Avocados are one of the healthiest fat sources on the planet. These unsaturated fats are often used as stores of energy when needed. Avocados contain so many health benefits, they’re deemed a superfood, and all superfoods give us more energy. Add avocados to smoothies, salads, and protein bowls. They’re like apples: an avocado a day keeps the doctor away.
Lentils are an all-around wonderful food. They’re packed with both protein and vitamins that provide the body with energy. The complex carbs and fiber in lentils can help slow the increase of your blood sugars. What’s more, lentils are a good source of zinc, folate, manganese, and iron. These nutrients promote cellular energy. Enjoy lentils in soups, salads, main dishes, and side dishes.
21. Black beans
Beans aren’t just a great protein source, they’re also a great source of slow, steady energy. Our bodies naturally digest beans slowly, keeping blood sugar levels stable. The antioxidants found in beans also provide energy. Black beans deliver all sorts of nutrients to the body — magnesium, manganese, folic acid, and iron. These nutrients are also energy boosters. There are all sorts of creative ways to eat black beans. And you can enjoy them for breakfast, lunch, or dinner!
Nuts are excellent energy sources because they’re a good source of all three macronutrients — healthy fats, complex carbohydrates, and protein. They pack a real punch when it comes to nutrition and sustained energy. Their antioxidant and omega-3 fatty acid content gives you more energy by protecting your cells from damage and inflammation.

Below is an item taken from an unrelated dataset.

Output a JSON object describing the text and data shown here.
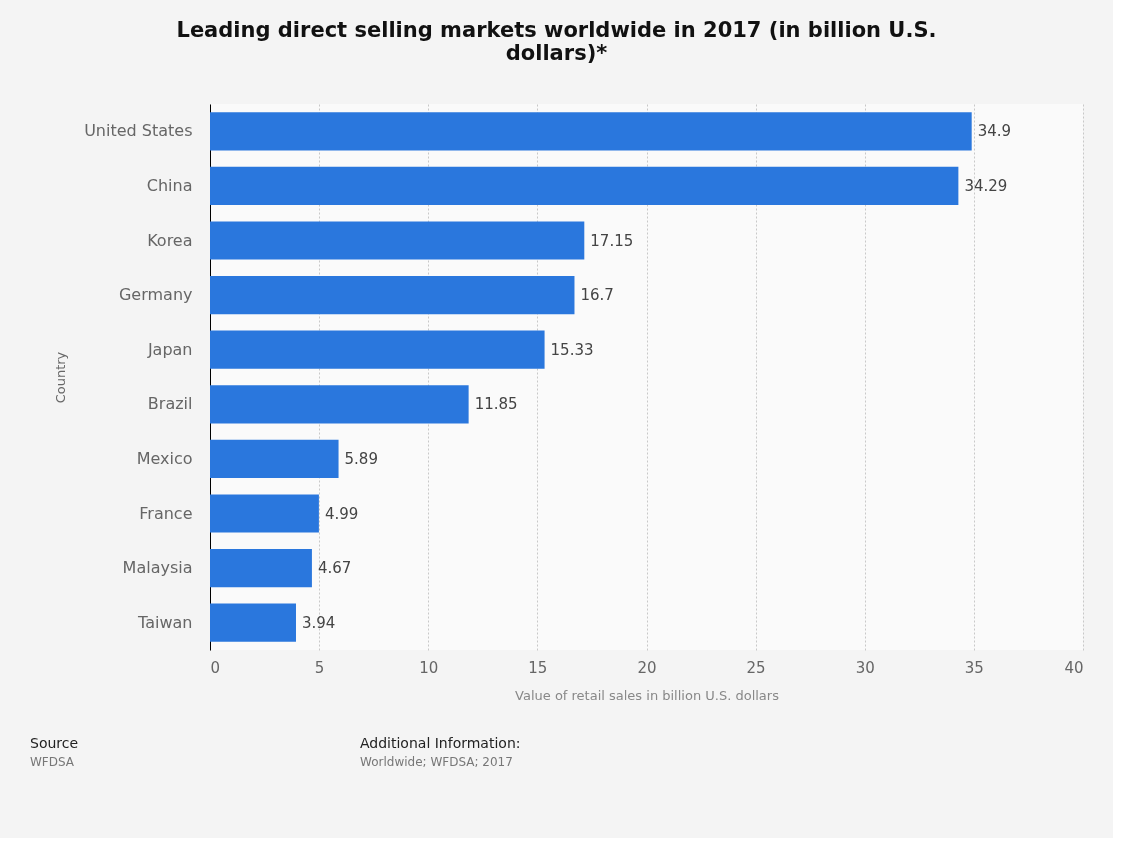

Do you like sunflower seeds, pumpkin seeds, chia, or flax? If so, you’re enjoying energy-enhancing foods that also provide a protein punch to your diet. Seeds are one of the healthiest snacks you could ever eat. They’re also high in fiber and omega-3 fatty acids, proven to support cellular function. Healthy fats like these are also some of the healthiest sources of energy. Add seeds to your salads, smoothies, side dishes, and snacks.
Beets are really good for your circulation. We could all use a healthy dose of circulatory enhancement, given the many cases of heart disease these days. And with improved blood flow comes increased energy and more stamina. Beets give us a sustainable energetic boost with their complex carbohydrates, naturally occurring sugars, and fiber. Enjoy beets in salads, roasted, boiled, and even blended in smoothies. They’re one of the healthiest root vegetables on the planet.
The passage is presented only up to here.